Digifem conference odyssey and other adventures

EDIT 22 July:

The digifem Doctoral conference I organised with Laurence happened on the 5th of July and it was good – we got lots of good feedback, lots of love and hugs – new faces and exciting projects, all in one day’s programme. Some people said this was pretty intense and felt a bit squashed at times – and I too would have appreciated a bit more space for discussion.

Anne Welsh wrote a review about the day in the UCL Digital Humanities blog – and eagerly tweeted along with Karen and Catherine Redfern (f-word, one of the invited keynote speakers) during the day as well (the archive of the tweets here).

I am particularly sensitive to Adi’s critique of the day (Adi Kuntsman was one of the invited keynote speakers) as an event focused on white, middle-class, educated and gender-normative feminism. The scopes of the day were to give voice to interdisciplinarity, to talk about methods, and bring together researchers who are positioned as feminists in their work (this was also the idea behind the words ‘feminist approaches’ for me – Kate O’Riordan posed a question about how ‘feminist approaches’ can be equally essentialist to ‘feminist methods’). The Call for Papers went out to lists like the Association of Internet Researchers (AoIR), Brighton and Sussex Sexuality Network (BSSN), Womens Studies, the Media, Cultural Studies and Communication Association (MeCCSA) and various other academic lists. It also went arount non-academic lists like the Feminist Activist Forum (about it ) and Feminist Fightback list and, I think,  it went out to the Queer Mutiny Brighton folk as well. I’m saying that we consciously tried to engage with a broad definition of ‘feminist’ – both academic and non-academic. It seems that this is not always succesful or perhaps different positions within feminism were not heard explicitly during the day.

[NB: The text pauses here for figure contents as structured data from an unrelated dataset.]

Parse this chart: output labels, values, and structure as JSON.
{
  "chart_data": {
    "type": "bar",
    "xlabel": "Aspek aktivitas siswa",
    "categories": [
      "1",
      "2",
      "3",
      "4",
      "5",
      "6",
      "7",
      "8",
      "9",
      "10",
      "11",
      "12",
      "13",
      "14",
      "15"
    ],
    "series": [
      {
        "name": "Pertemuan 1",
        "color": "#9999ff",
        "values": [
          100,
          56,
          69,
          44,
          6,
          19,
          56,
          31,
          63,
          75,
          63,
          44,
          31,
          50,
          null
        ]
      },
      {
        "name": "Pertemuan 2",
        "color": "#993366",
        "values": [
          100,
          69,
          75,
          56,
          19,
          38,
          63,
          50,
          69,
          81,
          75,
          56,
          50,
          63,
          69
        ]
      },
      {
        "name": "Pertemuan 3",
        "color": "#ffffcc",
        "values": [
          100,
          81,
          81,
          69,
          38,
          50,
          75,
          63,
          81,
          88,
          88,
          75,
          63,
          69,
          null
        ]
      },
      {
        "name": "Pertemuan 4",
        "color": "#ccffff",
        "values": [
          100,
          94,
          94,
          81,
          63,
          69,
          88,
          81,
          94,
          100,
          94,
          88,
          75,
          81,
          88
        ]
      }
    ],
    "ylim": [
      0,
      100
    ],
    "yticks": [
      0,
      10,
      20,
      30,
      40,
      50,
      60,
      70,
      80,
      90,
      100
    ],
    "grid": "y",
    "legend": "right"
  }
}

I think that asking what is  ‘feminist’ or ‘queer’  in approaches and methodologies is important, especially when these words operate as umbrella terms for a set of assumptions.

But I am also very uncomfortable with the characterisation ‘middle-class’ – to clarify, I understand and accept that Adi’s critique concerns the focus of the event, the kinds of feminism which were examined, and not persons. My uncomfortability is with ‘middle-class’ when this is used to describe all people involved in higher education or working within academia. Many of the speakers were unfunded students, many were non-british, and some were on benefits. It is important to be reflexive of our own privileges as researchers placed within the academy or/and as using Doctorate studies as a transition from working class to middle-class status. Still for some this transition takes longer than for others and for some it never actually happens. Sleeping in a hostel or desperately trying to find somebody to host you at their airbed so that you can attend a free-event (free food) and minimise costs (to travel expenses) while on a strict budget is a material reality for some Doctoral students during a minimum of three years. This kind of reality is difficult to grasp for middle class people – and it is the specificity of raciality and ethnicity that need to be accounted as well – middle class in greece and middle class in britain is a different set of conditions. I think that the tendency to name  educational events and cultures middle class actually performatively operates as an interpelation (see Judith Butler’s work on Athusser’s concept of interpellation) – it constructs the subjects it supposedly questions (middle class as tantamount to educated) and it makes working class, non-britishness and non-whiteness invisible.

Apart from feeling a bit invisible in terms of class and ethnicity, I feel happy to have met Zem Moffat and hear her talk about Mirror Mirror (I’ve written about this here last year) and ask her questions and also speed-date with her academically at the dinner in Planet India later. Sussex holds a copy of her film, and she told me there is a course on Shared Anthropology which will be including it in the student material. And I’m happy to have met Red (again) and hear her talk with enthusiasm about her PhD project on feminist memory .

I’ll soon complete a proper report for the event – which will be for the Sussex Doctoral School blog.

As for other adventures, Red kindly asked me for an interview and she even called me inspirational! Thanks Red, I may be grumpy about research blogs but I actually take this as an invitation to reconnect with my blog 🙂

And Kate O’Riordan revisits internet research ethics in a e-research ethics blog post where she draws

‘attention to mediation, to the relations between technologies, spaces, texts and people. My manifesto point is that importing one size fits all models of informed consent [which themselves have problematic provenance] – or assuming that human subjects do not appear – can both be failures to open up an ethical space. Conversely a close attention to the relations of internet research – and a relational account – could provide an opportunity to develop a more critical analysis of the current technocultural conjuncture’ (my emphasis).